# Fuel release button in 2011 Touareg?



## jimsimpson (Feb 18, 2011)

Here's a silly question:

Where's the fuel release button in a 2011 Touareg? I picked one up over the weekend, and the manuals are still on their way. I went to fill up tonight and realized I don't know where it is. I assumed it would be on the driver's door, but all I see is the trunk release.

Anyone care to clue me in? I'll call the dealer in the morning...

Thank you!


----------



## larryV (Apr 5, 2001)

There is no dedicated fuel release button. The fuel door unlocks together with the door locks. Then press the fuel door in to unlatch.


----------



## BHB (Oct 26, 2004)

do sales people not explain cars anymore? :screwy:


----------



## DZD (Mar 25, 2007)

Here's more info:

http://owners.vw.com/vww/touareg/about_your_vw/security/one-push_fuel_door.html


----------



## jimsimpson (Feb 18, 2011)

Thanks, all! 

I'm now completely refueled. 

I thought it might actually be what was described here, but I didn't think to push on the door. I think the station owners got a laugh as they saw me climbing all over the place searching for it.

FWIW, I'm driving a 2011 TDI Lux Touareg. It's amazing.


----------



## VdubTX (Jul 5, 2003)

BHB said:


> do sales people not explain cars anymore? :screwy:


Serious FAIL on the dealer for not even showing the simplest of things on a new vehicle.


----------



## OZ.IN.USA (Jan 29, 2011)

VdubTX said:


> Serious FAIL on the dealer for not even showing the simplest of things on a new vehicle.


:thumbup:


----------



## Jonmedic (Apr 20, 2009)

VdubTX said:


> Serious FAIL on the dealer for not even showing the simplest of things on a new vehicle.

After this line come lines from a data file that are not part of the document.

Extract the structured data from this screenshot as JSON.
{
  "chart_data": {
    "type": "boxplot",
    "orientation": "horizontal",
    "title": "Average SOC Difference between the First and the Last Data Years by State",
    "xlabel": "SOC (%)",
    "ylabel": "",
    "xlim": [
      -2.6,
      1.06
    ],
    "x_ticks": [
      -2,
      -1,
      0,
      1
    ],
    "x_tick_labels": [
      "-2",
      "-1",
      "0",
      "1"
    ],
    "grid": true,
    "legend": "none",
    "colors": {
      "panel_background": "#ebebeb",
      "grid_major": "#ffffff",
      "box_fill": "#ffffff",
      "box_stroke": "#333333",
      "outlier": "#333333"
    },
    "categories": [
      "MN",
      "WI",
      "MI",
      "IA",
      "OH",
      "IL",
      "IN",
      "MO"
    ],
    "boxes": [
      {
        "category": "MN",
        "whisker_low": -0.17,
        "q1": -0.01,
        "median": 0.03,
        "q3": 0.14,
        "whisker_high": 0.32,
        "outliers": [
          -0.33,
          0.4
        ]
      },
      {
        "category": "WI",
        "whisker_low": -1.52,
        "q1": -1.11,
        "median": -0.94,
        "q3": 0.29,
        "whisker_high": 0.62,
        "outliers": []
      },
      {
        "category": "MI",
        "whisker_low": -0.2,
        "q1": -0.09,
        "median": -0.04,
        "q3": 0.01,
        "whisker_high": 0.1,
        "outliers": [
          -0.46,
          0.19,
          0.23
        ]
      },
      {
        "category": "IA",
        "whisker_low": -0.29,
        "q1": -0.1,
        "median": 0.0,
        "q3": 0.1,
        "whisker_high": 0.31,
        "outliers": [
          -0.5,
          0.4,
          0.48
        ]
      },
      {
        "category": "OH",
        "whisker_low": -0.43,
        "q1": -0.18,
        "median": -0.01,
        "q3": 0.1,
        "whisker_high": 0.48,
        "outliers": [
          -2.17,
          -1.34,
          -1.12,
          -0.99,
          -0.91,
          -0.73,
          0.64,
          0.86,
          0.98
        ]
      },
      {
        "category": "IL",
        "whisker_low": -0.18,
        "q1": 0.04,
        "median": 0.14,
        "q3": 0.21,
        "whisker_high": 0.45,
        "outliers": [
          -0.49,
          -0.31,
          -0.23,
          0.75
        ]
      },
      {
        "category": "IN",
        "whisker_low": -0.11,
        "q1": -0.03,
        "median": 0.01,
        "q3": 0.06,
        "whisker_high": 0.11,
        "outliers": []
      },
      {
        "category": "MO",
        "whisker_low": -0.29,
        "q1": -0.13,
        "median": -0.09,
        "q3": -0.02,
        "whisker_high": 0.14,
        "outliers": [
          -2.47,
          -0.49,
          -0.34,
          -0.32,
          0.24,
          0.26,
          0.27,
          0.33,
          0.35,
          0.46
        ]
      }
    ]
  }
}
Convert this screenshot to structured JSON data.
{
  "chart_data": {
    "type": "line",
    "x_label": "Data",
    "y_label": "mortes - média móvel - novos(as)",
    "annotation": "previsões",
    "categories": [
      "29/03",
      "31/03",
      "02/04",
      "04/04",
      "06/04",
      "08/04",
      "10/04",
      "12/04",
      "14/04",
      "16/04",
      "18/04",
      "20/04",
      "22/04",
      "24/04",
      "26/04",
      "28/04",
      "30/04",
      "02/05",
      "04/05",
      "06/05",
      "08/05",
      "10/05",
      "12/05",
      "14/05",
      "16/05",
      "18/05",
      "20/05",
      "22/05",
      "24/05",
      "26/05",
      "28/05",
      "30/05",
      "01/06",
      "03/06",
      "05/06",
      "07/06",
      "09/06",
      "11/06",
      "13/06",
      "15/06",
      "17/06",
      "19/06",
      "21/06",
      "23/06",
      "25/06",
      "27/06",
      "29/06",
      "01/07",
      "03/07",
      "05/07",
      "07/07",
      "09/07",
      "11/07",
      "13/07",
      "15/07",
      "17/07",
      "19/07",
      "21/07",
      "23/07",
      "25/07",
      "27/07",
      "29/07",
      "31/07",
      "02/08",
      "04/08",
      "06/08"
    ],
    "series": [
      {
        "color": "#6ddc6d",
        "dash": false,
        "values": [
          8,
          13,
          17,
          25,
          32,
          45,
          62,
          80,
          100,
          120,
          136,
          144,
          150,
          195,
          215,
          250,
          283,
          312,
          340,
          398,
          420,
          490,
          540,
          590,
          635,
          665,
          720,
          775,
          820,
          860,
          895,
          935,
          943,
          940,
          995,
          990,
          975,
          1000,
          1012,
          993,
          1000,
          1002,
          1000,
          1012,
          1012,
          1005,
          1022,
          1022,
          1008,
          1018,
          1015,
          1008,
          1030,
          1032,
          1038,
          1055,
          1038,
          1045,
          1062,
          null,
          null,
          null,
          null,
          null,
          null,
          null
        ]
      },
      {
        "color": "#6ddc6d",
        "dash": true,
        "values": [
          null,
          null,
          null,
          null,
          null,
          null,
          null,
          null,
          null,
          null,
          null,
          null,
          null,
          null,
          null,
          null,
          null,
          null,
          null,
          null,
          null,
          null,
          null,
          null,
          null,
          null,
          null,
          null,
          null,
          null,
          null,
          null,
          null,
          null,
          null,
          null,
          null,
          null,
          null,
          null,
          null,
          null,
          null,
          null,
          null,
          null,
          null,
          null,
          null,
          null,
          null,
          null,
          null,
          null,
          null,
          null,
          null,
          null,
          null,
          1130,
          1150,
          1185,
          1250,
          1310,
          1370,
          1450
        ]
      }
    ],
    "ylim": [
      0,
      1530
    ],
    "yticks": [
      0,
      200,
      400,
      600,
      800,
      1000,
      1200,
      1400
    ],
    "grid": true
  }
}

I took delivery on a 2011 Comfortline TDI a week ago. I spent more time explaining features on the vehicle to the sales guy than I did signing paperwork. He knew virtually nothing about the vehicle. He was completely stunned after I let him search under the hood for ten minutes for the oil dipstick and then I showed him that it was actually in the stereoscreen. As a rule I'm a salesman's worst nightmare. A customer who researches what he wants before going to the dealership. I would think VW would take the time to educate these people instead of just turning them loose on the sales floor.


----------



## chip-hazard (Apr 17, 2011)

*We just got our 2011 sports v6 Toureg*

One question:
I saw a 2011 Cayenne just yesterday and fell in love with the rear spoiler, does anybody know if that spoiler will fit the 2011 Toureg model?


----------



## Lofreco (May 9, 2011)

*salespeople in general*



Jonmedic said:


> I took delivery on a 2011 Comfortline TDI a week ago. I spent more time explaining features on the vehicle to the sales guy than I did signing paperwork. He knew virtually nothing about the vehicle. He was completely stunned after I let him search under the hood for ten minutes for the oil dipstick and then I showed him that it was actually in the stereoscreen. As a rule I'm a salesman's worst nightmare. A customer who researches what he wants before going to the dealership. I would think VW would take the time to educate these people instead of just turning them loose on the sales floor.


Yes, maybe if they did not just stand around the front of dealership smoking and gossiping, and actually took 20 minutes to read the manual or watch a video, they might LEARN something about the vehicles they are selling. Have ran into this at every major dealership, it is really disturbing. They know absolute NOTHING about the vehicles, can not answer any questions accurately.


----------



## 2VWatatime (Aug 4, 2006)

Jonmedic said:


> I would think VW would take the time to educate these people instead of just turning them loose on the sales floor.


You do know that they don't actually work _for_ VW...


----------



## Jonmedic (Apr 20, 2009)

2VWatatime said:


> You do know that they don't actually work _for_ VW...


Maybe not but if an independent dealer was representing my product to the public with my logos plastered all over their store I would make damn good and sure they knew what they were talking about before I set them loose on an un suspecting public. I do know that dealerships are privately owned, but to the general public, perception is reality. All they see is the VW logo and rarely see the owner if at all.


----------



## 2VWatatime (Aug 4, 2006)

Jonmedic said:


> *Maybe not but if an independent dealer was representing my product to the public with my logos plastered all over their store I would make damn good and sure they knew what they were talking about before I set them loose on an un suspecting public.* I do know that dealerships are privately owned, but to the general public, perception is reality. All they see is the VW logo and rarely see the owner if at all.


And in the US & Canada, that dealer can (and will) tell you to get stuffed. Automakers don't run dealerships in North America, and most folks (general public over 25 or so) understand that...


----------